(a) What is the smallest separation between two slits that will produce a second-order maximum for any visible light? (b) For all visible light?

The smallest wavelength of the visible light spectrum is

$\mathrm{\lambda }=380\mathrm{nm}\left(\frac{{10}^{-9}\mathrm{m}}{1\mathrm{nm}}\right)=3.80\times {10}^{-7}\mathrm{m}$

The largest wavelength of the visible light spectrum is

$\mathrm{\lambda }=760\mathrm{nm}\left(\frac{{10}^{-9}\mathrm{m}}{1\mathrm{nm}}\right)=7.60\times {10}^{-7}\mathrm{m}$

The order of the maximum is 2.

(a)

A formula for the angle of the second-order maximum can be expressed as,

$\mathrm{dsin\theta }=2\mathrm{\lambda }.........................................\left(1\right)$

The smallest value of d corresponds to ${}^{\mathrm{\theta }={90}^0}$.

Substituting the given values in the equation (1) will give,

$$\begin{gathered} \mathrm{d}=\frac{2\mathrm{\lambda }}{\mathrm{sin\theta }} \\ =\frac{2\times 3.80\times {10}^{-7}\mathrm{m}}{\sin \left({90}^0\right)} \\ =7.60\times {10}^{-7}\mathrm{m} \end{gathered}$$

Therefore, the smallest separation is ${}^{7.60\times {10}^{-7}\mathrm{m}}$.

(b)

Now, to evaluate the smallest slit separation for all visible light. We will determine the value of ${}^{\mathrm{d}}$the largest possible wavelength of the visible light which is ${}^{760\mathrm{nm}}$.
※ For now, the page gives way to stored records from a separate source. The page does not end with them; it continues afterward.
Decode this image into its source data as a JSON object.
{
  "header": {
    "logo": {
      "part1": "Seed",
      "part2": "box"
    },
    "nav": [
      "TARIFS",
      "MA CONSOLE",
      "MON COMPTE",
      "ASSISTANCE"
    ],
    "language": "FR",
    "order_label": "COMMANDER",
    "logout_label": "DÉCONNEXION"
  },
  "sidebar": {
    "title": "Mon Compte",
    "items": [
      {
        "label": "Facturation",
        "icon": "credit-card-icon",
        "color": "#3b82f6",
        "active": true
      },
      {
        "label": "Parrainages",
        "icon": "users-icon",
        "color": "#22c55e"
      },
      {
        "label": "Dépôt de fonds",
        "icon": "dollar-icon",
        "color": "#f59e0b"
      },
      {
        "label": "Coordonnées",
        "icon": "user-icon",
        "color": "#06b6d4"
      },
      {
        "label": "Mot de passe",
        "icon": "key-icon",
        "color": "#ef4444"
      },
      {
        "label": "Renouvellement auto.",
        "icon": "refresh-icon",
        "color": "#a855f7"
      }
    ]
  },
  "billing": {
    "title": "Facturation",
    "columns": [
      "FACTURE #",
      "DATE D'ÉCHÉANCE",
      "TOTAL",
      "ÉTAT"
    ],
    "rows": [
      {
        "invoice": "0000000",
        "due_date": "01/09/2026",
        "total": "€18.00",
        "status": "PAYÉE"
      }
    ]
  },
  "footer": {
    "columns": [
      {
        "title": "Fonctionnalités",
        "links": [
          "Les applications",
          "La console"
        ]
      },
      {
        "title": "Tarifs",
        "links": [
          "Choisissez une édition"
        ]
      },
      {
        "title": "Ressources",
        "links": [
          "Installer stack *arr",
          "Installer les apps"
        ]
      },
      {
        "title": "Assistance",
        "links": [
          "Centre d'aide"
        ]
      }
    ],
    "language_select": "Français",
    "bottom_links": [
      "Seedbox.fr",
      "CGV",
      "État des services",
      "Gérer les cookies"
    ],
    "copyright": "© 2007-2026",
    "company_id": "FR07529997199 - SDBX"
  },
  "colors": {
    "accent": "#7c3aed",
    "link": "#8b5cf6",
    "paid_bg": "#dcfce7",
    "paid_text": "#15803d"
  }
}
Substituting the given values in the equation (1) will give,

$$\begin{gathered} \mathrm{d}=\frac{2\mathrm{\lambda }}{\mathrm{sin\theta }} \\ =\frac{2\times 7.60\times {10}^{-7}\mathrm{m}}{\sin \left({90}^0\right)} \\ =1.52\times {10}^{-6}\mathrm{m} \end{gathered}$$

Therefore, the smallest separation for all visible light is${}^{1.52\times {10}^{-6}\mathrm{m}}$.